Si alzò con movimenti lenti e spense il televisore. Mi venne incontro, le piante dei piedi schiaffeggiavano il parquet, gonfiò le guance, alzò la testa un po' ciondolante e mi guardò imbronciata. «Non eri nemmeno a casa!» mi accusò.
«Non hai bisogno del baby sitter per aprire un libro, mi sembra che la capacità di leggere tu ce l'abbia, e fin troppo buona.»
Si spostò e mi lanciò un paio di occhiate di traverso.
«Mettiti a sedere.»
Si lasciò andare a peso morto sulla sedia, le braccia lungo i fianchi e le gambe stese in avanti.
Sembrava sfidarmi con il suo atteggiamento indolente, ma non avrei perso con lei. «E stai composta. Non è certo la punizione più terribile del mondo. Pensa che io mi devo guardare EL per forza.»
«Non se io prendo un brutto voto.»
«Tu non prenderai un brutto voto.»
Ripresi a spiegare ma, poco dopo, la vertigine mi assalì. La solita voce si fece spazio nella mia testa
Ora sei mia
Le mie mani gesticolavano, sorridevo, le sue dita intrecciate alle mie trasmettevano un brivido fino alla nuca, rideva, la sua bocca si muoveva, domandava cose e qualcuno le rispondeva con parole che non udivo.
Fuori dal balcone le stelle raccontavano le leggende e le riempivano gli occhi di puntini luminosi.
Sorrise meravigliata e di nuovo, tutto divenne reale ancora una volta.
Non ne feci parola con lei, dell'acqua scura in cui mi sentivo immerso, che ovattava ogni cosa e opprimeva il mio cuore, riempiva i polmoni e mi impediva di ragionare. Lei, che invece sembrava essersi rigenerata grazie alla mia lezione, tanto che stava persino cantando altre canzoni.
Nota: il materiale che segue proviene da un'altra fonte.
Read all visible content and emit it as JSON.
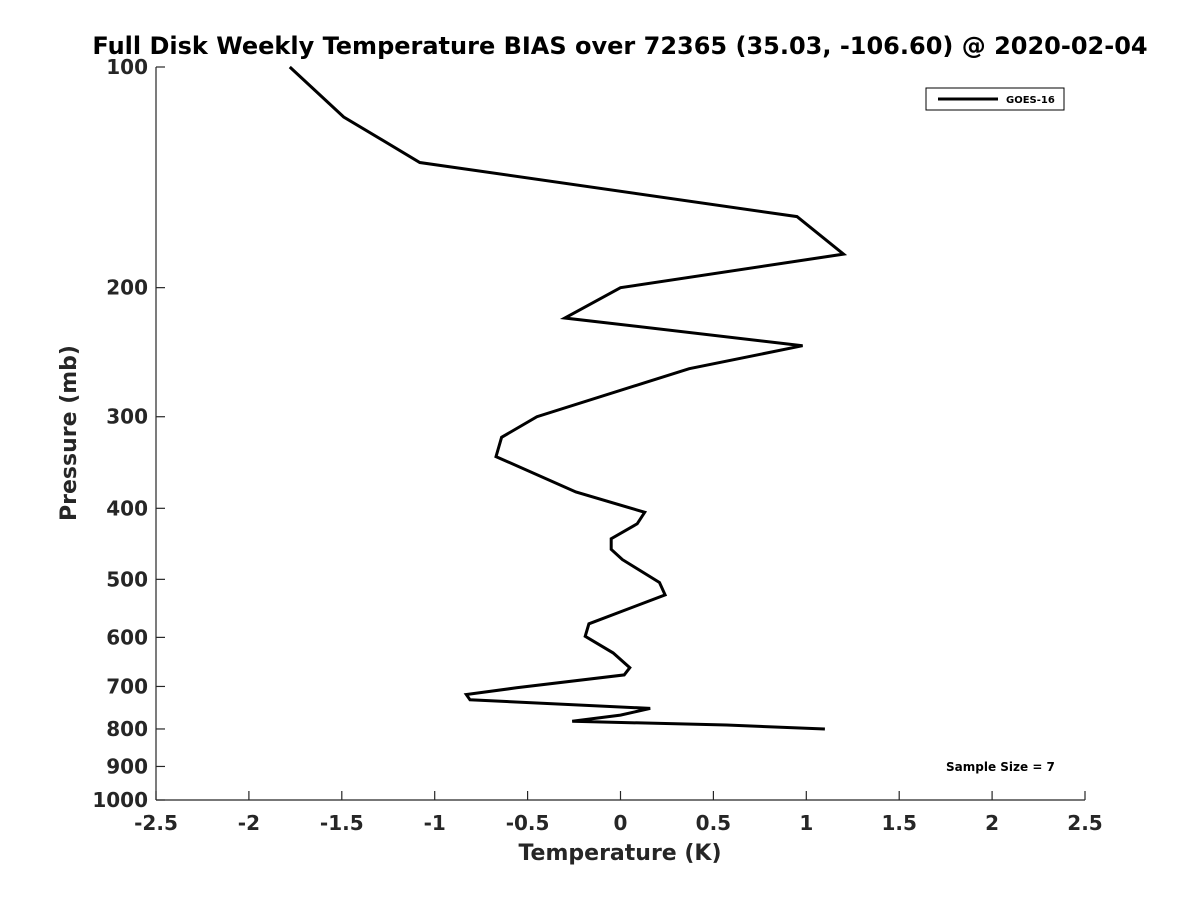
{
  "chart_data": {
    "type": "line",
    "title": "Full Disk Weekly Temperature BIAS over 72365 (35.03, -106.60) @ 2020-02-04",
    "xlabel": "Temperature (K)",
    "ylabel": "Pressure (mb)",
    "xlim": [
      -2.5,
      2.5
    ],
    "ylim": [
      1000,
      100
    ],
    "y_scale": "log",
    "y_reversed": true,
    "grid": false,
    "legend_position": "top-right",
    "x_ticks": [
      "-2.5",
      "-2",
      "-1.5",
      "-1",
      "-0.5",
      "0",
      "0.5",
      "1",
      "1.5",
      "2",
      "2.5"
    ],
    "x_tick_values": [
      -2.5,
      -2,
      -1.5,
      -1,
      -0.5,
      0,
      0.5,
      1,
      1.5,
      2,
      2.5
    ],
    "y_ticks": [
      "100",
      "200",
      "300",
      "400",
      "500",
      "600",
      "700",
      "800",
      "900",
      "1000"
    ],
    "y_tick_values": [
      100,
      200,
      300,
      400,
      500,
      600,
      700,
      800,
      900,
      1000
    ],
    "series": [
      {
        "name": "GOES-16",
        "color": "#000000",
        "x": [
          -1.78,
          -1.49,
          -1.08,
          0.95,
          1.2,
          0.0,
          -0.3,
          0.98,
          0.37,
          -0.45,
          -0.64,
          -0.67,
          -0.24,
          0.13,
          0.09,
          -0.05,
          -0.05,
          0.01,
          0.21,
          0.24,
          -0.17,
          -0.19,
          -0.04,
          0.05,
          0.02,
          -0.56,
          -0.83,
          -0.81,
          0.16,
          0.0,
          -0.26,
          0.57,
          1.1
        ],
        "y": [
          100,
          117,
          135,
          160,
          180,
          200,
          220,
          240,
          258,
          300,
          320,
          340,
          380,
          405,
          420,
          440,
          455,
          470,
          505,
          525,
          575,
          598,
          630,
          660,
          675,
          703,
          718,
          730,
          750,
          766,
          781,
          790,
          800
        ]
      }
    ],
    "annotations": [
      "Sample Size = 7"
    ]
  }
}
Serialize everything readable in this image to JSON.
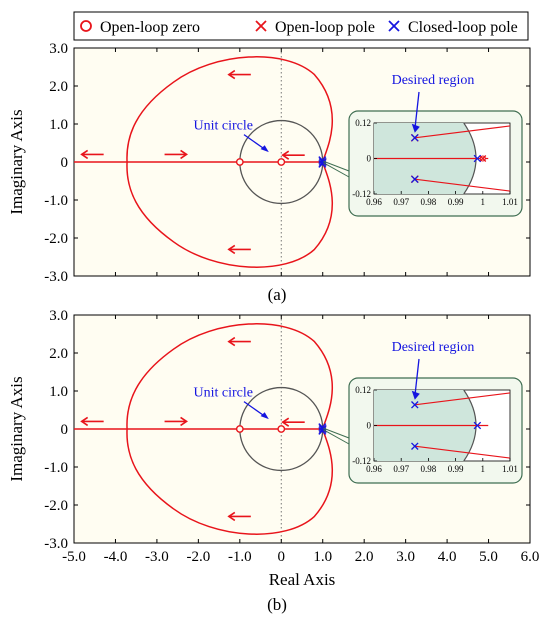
{
  "legend": {
    "items": [
      {
        "marker": "circle",
        "label": "Open-loop zero",
        "color": "#e8141b"
      },
      {
        "marker": "cross",
        "label": "Open-loop pole",
        "color": "#e8141b"
      },
      {
        "marker": "cross",
        "label": "Closed-loop pole",
        "color": "#1515e0"
      }
    ]
  },
  "colors": {
    "locus": "#e8141b",
    "unit_circle": "#555555",
    "closed_loop": "#1515e0",
    "annotation": "#1515e0",
    "axes_bg": "#fffdf2",
    "inset_bg": "#f2f8ee",
    "inset_border": "#3f6e52",
    "region_fill": "#cfe6dc"
  },
  "chart_data": [
    {
      "type": "line",
      "caption": "(a)",
      "xlabel": "",
      "ylabel": "Imaginary Axis",
      "xlim": [
        -5,
        6
      ],
      "ylim": [
        -3,
        3
      ],
      "yticks": [
        "3.0",
        "2.0",
        "1.0",
        "0",
        "-1.0",
        "-2.0",
        "-3.0"
      ],
      "xticks": [],
      "grid": false,
      "open_loop_zeros": [
        [
          -1,
          0
        ],
        [
          0,
          0
        ]
      ],
      "open_loop_poles": [
        [
          1,
          0
        ]
      ],
      "closed_loop_poles": [
        [
          0.975,
          0.07
        ],
        [
          0.975,
          -0.07
        ],
        [
          0.998,
          0
        ]
      ],
      "annotations": {
        "unit_circle": "Unit circle",
        "desired_region": "Desired region"
      },
      "inset": {
        "xlim": [
          0.96,
          1.01
        ],
        "ylim": [
          -0.12,
          0.12
        ],
        "xticks": [
          "0.96",
          "0.97",
          "0.98",
          "0.99",
          "1",
          "1.01"
        ],
        "yticks": [
          "0.12",
          "0",
          "-0.12"
        ],
        "closed_loop_poles": [
          [
            0.975,
            0.07
          ],
          [
            0.975,
            -0.07
          ],
          [
            0.998,
            0
          ]
        ]
      }
    },
    {
      "type": "line",
      "caption": "(b)",
      "xlabel": "Real Axis",
      "ylabel": "Imaginary Axis",
      "xlim": [
        -5,
        6
      ],
      "ylim": [
        -3,
        3
      ],
      "yticks": [
        "3.0",
        "2.0",
        "1.0",
        "0",
        "-1.0",
        "-2.0",
        "-3.0"
      ],
      "xticks": [
        "-5.0",
        "-4.0",
        "-3.0",
        "-2.0",
        "-1.0",
        "0",
        "1.0",
        "2.0",
        "3.0",
        "4.0",
        "5.0",
        "6.0"
      ],
      "grid": false,
      "open_loop_zeros": [
        [
          -1,
          0
        ],
        [
          0,
          0
        ]
      ],
      "open_loop_poles": [
        [
          1,
          0
        ]
      ],
      "closed_loop_poles": [
        [
          0.975,
          0.07
        ],
        [
          0.975,
          -0.07
        ],
        [
          0.998,
          0
        ]
      ],
      "annotations": {
        "unit_circle": "Unit circle",
        "desired_region": "Desired region"
      },
      "inset": {
        "xlim": [
          0.96,
          1.01
        ],
        "ylim": [
          -0.12,
          0.12
        ],
        "xticks": [
          "0.96",
          "0.97",
          "0.98",
          "0.99",
          "1",
          "1.01"
        ],
        "yticks": [
          "0.12",
          "0",
          "-0.12"
        ],
        "closed_loop_poles": [
          [
            0.975,
            0.07
          ],
          [
            0.975,
            -0.07
          ],
          [
            0.998,
            0
          ]
        ]
      }
    }
  ]
}
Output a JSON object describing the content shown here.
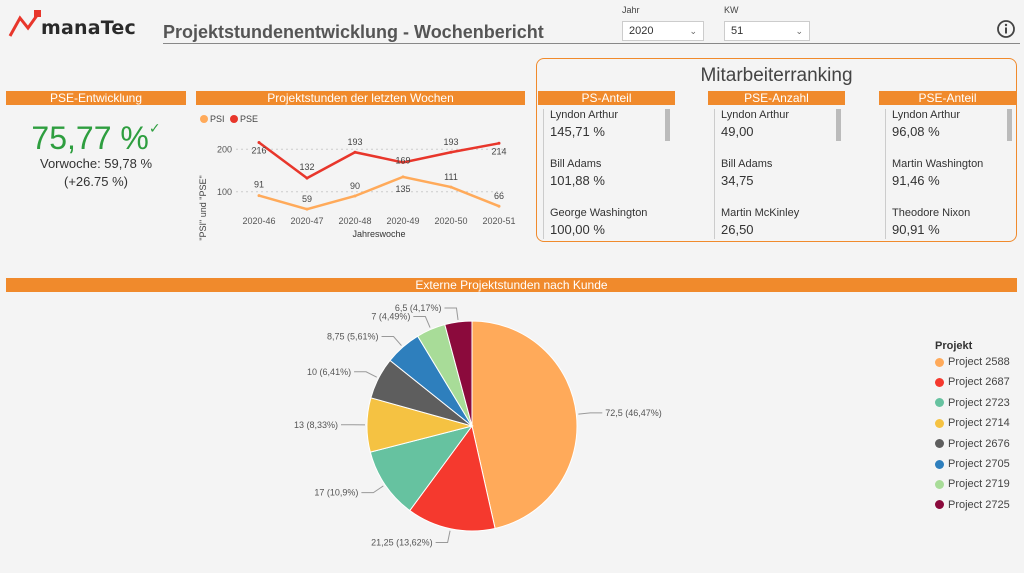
{
  "header": {
    "logo_text": "manaTec",
    "title": "Projektstundenentwicklung - Wochenbericht",
    "year_label": "Jahr",
    "year_value": "2020",
    "week_label": "KW",
    "week_value": "51"
  },
  "kpi": {
    "title": "PSE-Entwicklung",
    "value": "75,77 %",
    "check": "✓",
    "previous": "Vorwoche: 59,78 %",
    "delta": "(+26.75 %)"
  },
  "line_chart": {
    "title": "Projektstunden der letzten Wochen",
    "ylabel": "\"PSI\" und \"PSE\"",
    "xlabel": "Jahreswoche",
    "series_psi": {
      "name": "PSI",
      "color": "#ffaa5a"
    },
    "series_pse": {
      "name": "PSE",
      "color": "#e8362b"
    }
  },
  "ranking": {
    "title": "Mitarbeiterranking",
    "columns": [
      {
        "header": "PS-Anteil",
        "items": [
          {
            "name": "Lyndon Arthur",
            "value": "145,71 %"
          },
          {
            "name": "Bill Adams",
            "value": "101,88 %"
          },
          {
            "name": "George Washington",
            "value": "100,00 %"
          }
        ]
      },
      {
        "header": "PSE-Anzahl",
        "items": [
          {
            "name": "Lyndon Arthur",
            "value": "49,00"
          },
          {
            "name": "Bill Adams",
            "value": "34,75"
          },
          {
            "name": "Martin McKinley",
            "value": "26,50"
          }
        ]
      },
      {
        "header": "PSE-Anteil",
        "items": [
          {
            "name": "Lyndon Arthur",
            "value": "96,08 %"
          },
          {
            "name": "Martin Washington",
            "value": "91,46 %"
          },
          {
            "name": "Theodore Nixon",
            "value": "90,91 %"
          }
        ]
      }
    ]
  },
  "pie_section": {
    "title": "Externe Projektstunden nach Kunde",
    "legend_title": "Projekt"
  },
  "chart_data": [
    {
      "type": "line",
      "title": "Projektstunden der letzten Wochen",
      "xlabel": "Jahreswoche",
      "ylabel": "\"PSI\" und \"PSE\"",
      "x": [
        "2020-46",
        "2020-47",
        "2020-48",
        "2020-49",
        "2020-50",
        "2020-51"
      ],
      "yticks": [
        100,
        200
      ],
      "ylim": [
        50,
        250
      ],
      "legend": "top-left",
      "series": [
        {
          "name": "PSI",
          "color": "#ffaa5a",
          "values": [
            91,
            59,
            90,
            135,
            111,
            66
          ],
          "labels": [
            "91",
            "59",
            "90",
            "135",
            "111",
            "66"
          ]
        },
        {
          "name": "PSE",
          "color": "#e8362b",
          "values": [
            216,
            132,
            193,
            169,
            193,
            214
          ],
          "labels": [
            "216",
            "132",
            "193",
            "169",
            "193",
            "214"
          ]
        }
      ]
    },
    {
      "type": "pie",
      "title": "Externe Projektstunden nach Kunde",
      "legend": "right",
      "legend_title": "Projekt",
      "slices": [
        {
          "name": "Project 2588",
          "value": 72.5,
          "label": "72,5 (46,47%)",
          "color": "#ffaa5a"
        },
        {
          "name": "Project 2687",
          "value": 21.25,
          "label": "21,25 (13,62%)",
          "color": "#f5392e"
        },
        {
          "name": "Project 2723",
          "value": 17,
          "label": "17 (10,9%)",
          "color": "#66c2a0"
        },
        {
          "name": "Project 2714",
          "value": 13,
          "label": "13 (8,33%)",
          "color": "#f5c242"
        },
        {
          "name": "Project 2676",
          "value": 10,
          "label": "10 (6,41%)",
          "color": "#5e5e5e"
        },
        {
          "name": "Project 2705",
          "value": 8.75,
          "label": "8,75 (5,61%)",
          "color": "#2e7fbd"
        },
        {
          "name": "Project 2719",
          "value": 7,
          "label": "7 (4,49%)",
          "color": "#a8dc98"
        },
        {
          "name": "Project 2725",
          "value": 6.5,
          "label": "6,5 (4,17%)",
          "color": "#8b0a3c"
        }
      ]
    }
  ]
}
Sembrava un uccellino pronto a spiccare il volo.
Mi scoppiò l'emicrania.
Note autore
Eccoci qui. Vi piace essere nella testa di Michael? Riuscite a capire cosa succede nella sua testa? Vi interessa, o si fa troppe pippe mentali?
Qualunque sia il vostro gusto, spero che la storia continui a piacervi.